Zymas aveva conosciuto giorni di gloria lungo la frontiera, dove le tribù barbare delle montagne si erano massacrate da sole contro le alabarde dell’esercito di Zymas. E c’erano stati giorni di gloria sulla costa, quando i predoni orientali erano approdati con le loro imbarcazioni ed erano morti a centinaia prima di superare la linea della marea. Oh, Zymas era un potente guerriero! Ma ora che tutti i nemici esterni del Re erano stati sconfitti e pagavano un tributo, Zymas guidava i suoi uomini dalle montagne alla costa non per difendere Burland dagli attacchi, ma per proteggere gli esattori di tasse, per punire i riottosi, per terrorizzare i deboli e gli indifesi.
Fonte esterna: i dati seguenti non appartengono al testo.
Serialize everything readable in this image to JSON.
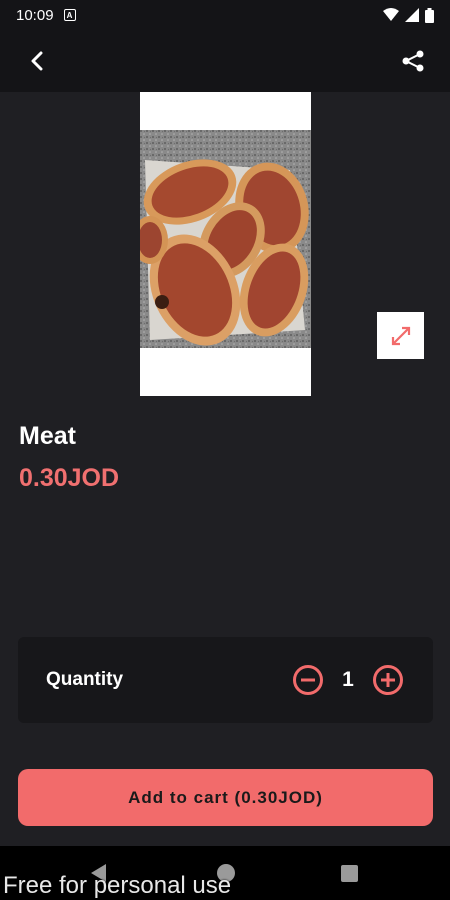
{
  "status_bar": {
    "time": "10:09",
    "notification_icon": "notification-a-icon",
    "right_icons": [
      "wifi-icon",
      "signal-icon",
      "battery-icon"
    ]
  },
  "toolbar": {
    "back_icon": "back-arrow-icon",
    "share_icon": "share-icon"
  },
  "product": {
    "image_description_icon": "product-photo",
    "expand_icon": "expand-icon",
    "name": "Meat",
    "price": "0.30JOD"
  },
  "quantity": {
    "label": "Quantity",
    "value": "1",
    "decrement_icon": "minus-circle-icon",
    "increment_icon": "plus-circle-icon"
  },
  "cart_button": {
    "label": "Add to cart (0.30JOD)"
  },
  "watermark": "Free for personal use",
  "colors": {
    "background": "#1f1f23",
    "accent": "#f26b6b",
    "price": "#f07070",
    "card": "#17171a"
  }
}
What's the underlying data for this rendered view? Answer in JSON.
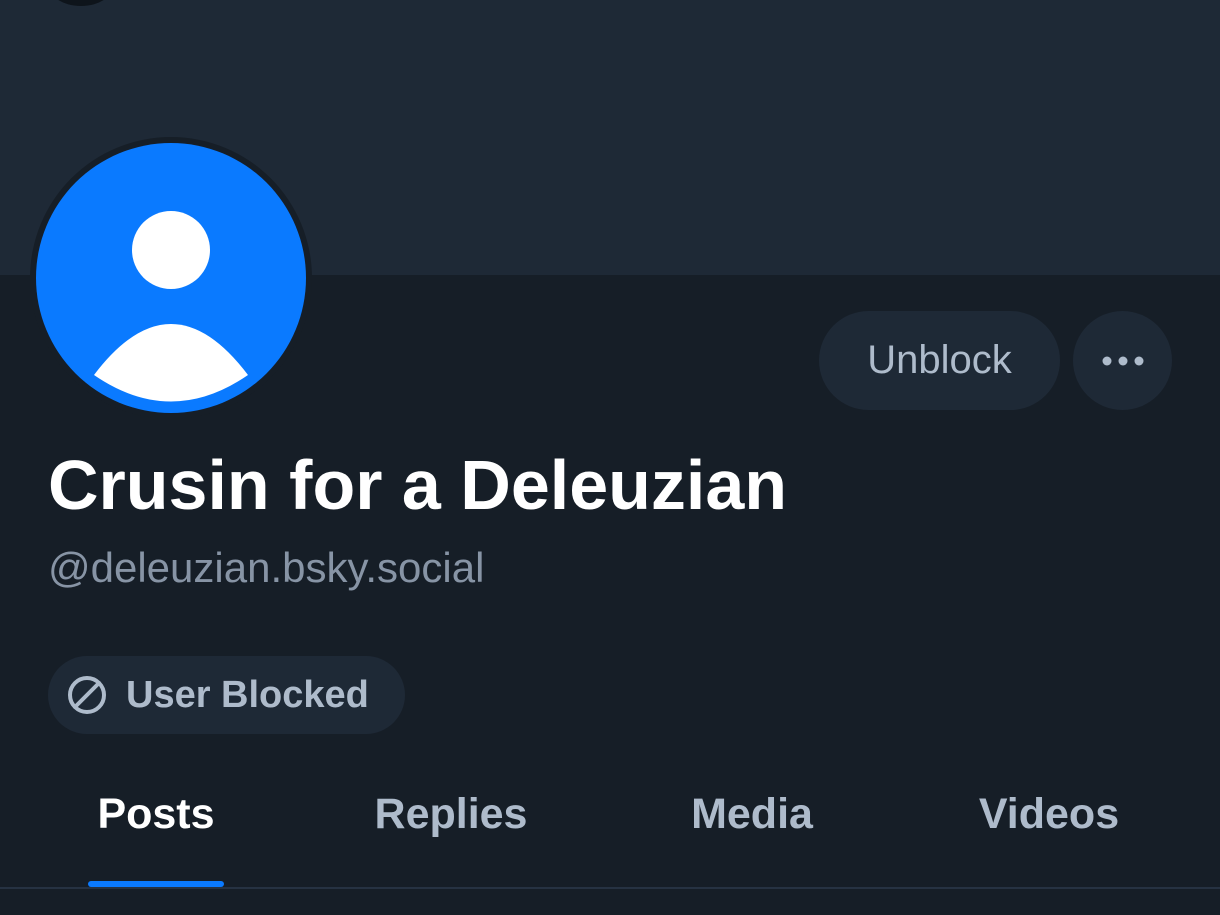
{
  "profile": {
    "display_name": "Crusin for a Deleuzian",
    "handle": "@deleuzian.bsky.social",
    "avatar_icon": "default-user-avatar-icon"
  },
  "actions": {
    "unblock_label": "Unblock",
    "more_icon": "ellipsis-icon"
  },
  "status_badge": {
    "icon": "blocked-circle-icon",
    "label": "User Blocked"
  },
  "tabs": [
    {
      "label": "Posts",
      "active": true
    },
    {
      "label": "Replies",
      "active": false
    },
    {
      "label": "Media",
      "active": false
    },
    {
      "label": "Videos",
      "active": false
    }
  ],
  "colors": {
    "accent": "#0a7aff",
    "background": "#161e27",
    "banner": "#1e2936",
    "muted_text": "#aebbcb",
    "handle_text": "#8794a5"
  }
}
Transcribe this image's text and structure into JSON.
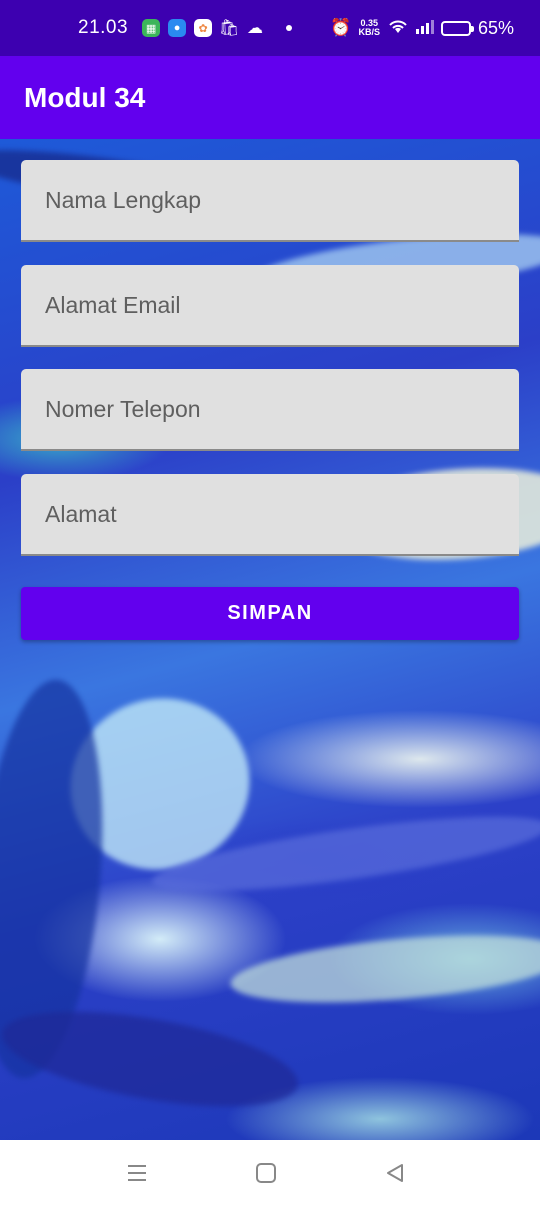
{
  "status_bar": {
    "time": "21.03",
    "net_speed_value": "0.35",
    "net_speed_unit": "KB/S",
    "battery": "65%",
    "battery_level": 0.65,
    "icons": [
      "calculator-icon",
      "chat-bubble-icon",
      "photos-icon",
      "shopping-bag-icon",
      "cloud-icon",
      "alarm-icon",
      "wifi-icon",
      "signal-icon",
      "battery-icon"
    ]
  },
  "app_bar": {
    "title": "Modul 34"
  },
  "form": {
    "fields": [
      {
        "placeholder": "Nama Lengkap",
        "value": ""
      },
      {
        "placeholder": "Alamat Email",
        "value": ""
      },
      {
        "placeholder": "Nomer Telepon",
        "value": ""
      },
      {
        "placeholder": "Alamat",
        "value": ""
      }
    ],
    "submit_label": "SIMPAN"
  },
  "nav_bar": {
    "buttons": [
      "menu-icon",
      "home-icon",
      "back-icon"
    ]
  },
  "colors": {
    "status_bar": "#3d00b0",
    "app_bar": "#6200ee",
    "button": "#6200ee",
    "field_bg": "#e0e0e0"
  }
}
C’erano alcuni che dicevano che Zymas non aveva cuore, che uccideva per il gusto di uccidere. Altri dicevano che Zymas non aveva una sua volontà, che non si sognava neppure di mettere in discussione gli ordini che il Re gli dava. Ma coloro che dicevano queste cose erano in errore.
Zymas si accampò per la notte con il suo mezzo migliaio di uomini sulla riva del Burring, molto a monte, dove gli abitanti chiamavano ancora il fiume Banning. Il villaggio era troppo piccolo per avere un nome: quattro famiglie registrate sui libri come “settimo villaggio vicino a Banningside.” Era scritto che questo villaggio non aveva pagato la sua tassa di trenta stai. Questo causava risentimento ed era un cattivo esempio per gli altri villaggi. Zymas era venuto per punirli. Il giorno successivo, con cinquanta fanti, avrebbe circondato il villaggio e avrebbe chiesto la resa. Se si fossero arresi, sarebbero stati impiccati. Se non si fossero arresi, sarebbero stati infilzati negli spiedi e sospesi sul fuoco, oppure impalati su bastoni aguzzi, o qualcosa del genere. Tutti: uomini, donne e bambini. Una cosa normale in quei giorni. Zymas pensò al giorno successivo e sentì il suo cuore svuotarsi, come sempre gli succedeva, per non doversi vergognare.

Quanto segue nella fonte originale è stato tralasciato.